ADD_INT const, const → constFull benchmark suite comparing baseline (pre-optimization) vs optimized (all optimizations + SSA IR):
| Benchmark | Baseline | Optimized | Speedup |
|---|---|---|---|
| sieve(1M×3) | 2.502s | 0.182s | ×13.7 |
| nbody(500K) | 9.572s | 3.054s | ×3.13 |
| mandelbrot(1000) | 4.782s | 2.106s | ×2.27 |
| spectral_norm(500) | 2.057s | 0.905s | ×2.27 |
| matmul(300) | 2.945s | 1.341s | ×2.20 |
| chess d=5 | 6.826s | 3.772s | ×1.81 |
| chess parallel | 886K nodes | 2.01M nodes | ×2.27 |
| fib(35) | 0.078s | 0.082s | ~1x |
The sieve benchmark shows 13.7x speedup — the sparse array optimization converts hash map lookups to direct array indexing for integer keys < 1024. This is a pure interpreter optimization, not JIT.

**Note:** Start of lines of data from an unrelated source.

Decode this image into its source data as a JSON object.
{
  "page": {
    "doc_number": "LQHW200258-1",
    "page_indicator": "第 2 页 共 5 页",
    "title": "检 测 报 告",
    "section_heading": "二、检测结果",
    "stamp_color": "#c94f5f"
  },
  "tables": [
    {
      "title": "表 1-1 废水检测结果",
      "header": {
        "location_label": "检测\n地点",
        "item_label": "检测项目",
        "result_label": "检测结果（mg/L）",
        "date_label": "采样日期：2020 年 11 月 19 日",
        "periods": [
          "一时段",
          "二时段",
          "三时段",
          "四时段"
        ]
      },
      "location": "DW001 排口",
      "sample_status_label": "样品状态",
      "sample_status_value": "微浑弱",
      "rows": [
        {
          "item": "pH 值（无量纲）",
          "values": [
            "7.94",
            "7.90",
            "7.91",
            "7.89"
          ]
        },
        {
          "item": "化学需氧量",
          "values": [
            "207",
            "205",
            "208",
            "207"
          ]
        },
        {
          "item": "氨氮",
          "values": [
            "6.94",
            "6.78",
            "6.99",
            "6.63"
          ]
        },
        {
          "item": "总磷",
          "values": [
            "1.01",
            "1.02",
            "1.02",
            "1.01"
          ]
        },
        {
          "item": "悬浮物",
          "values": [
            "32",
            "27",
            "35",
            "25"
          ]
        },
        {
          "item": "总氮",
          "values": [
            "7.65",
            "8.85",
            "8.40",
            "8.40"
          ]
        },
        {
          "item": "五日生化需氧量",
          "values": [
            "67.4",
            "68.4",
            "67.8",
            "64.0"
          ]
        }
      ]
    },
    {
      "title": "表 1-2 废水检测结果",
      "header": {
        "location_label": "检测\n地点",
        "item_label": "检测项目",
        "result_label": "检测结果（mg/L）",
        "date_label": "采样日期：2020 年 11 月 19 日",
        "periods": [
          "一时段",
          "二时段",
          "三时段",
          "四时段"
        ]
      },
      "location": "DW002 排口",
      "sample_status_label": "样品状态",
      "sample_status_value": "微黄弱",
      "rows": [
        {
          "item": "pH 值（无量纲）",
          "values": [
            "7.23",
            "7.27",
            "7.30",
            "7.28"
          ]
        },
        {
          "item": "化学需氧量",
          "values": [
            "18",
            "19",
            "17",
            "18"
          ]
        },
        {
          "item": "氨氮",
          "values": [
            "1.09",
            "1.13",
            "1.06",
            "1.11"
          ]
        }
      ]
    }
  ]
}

The SSA IR infrastructure is in place with type inference, guard hoisting, and dead code elimination. The SSA codegen produces unboxed integer arithmetic (raw ADD/SUB/MUL on ARM64 registers) for simple integer loops. For complex loops with table access, the existing TraceIR codegen is used as fallback.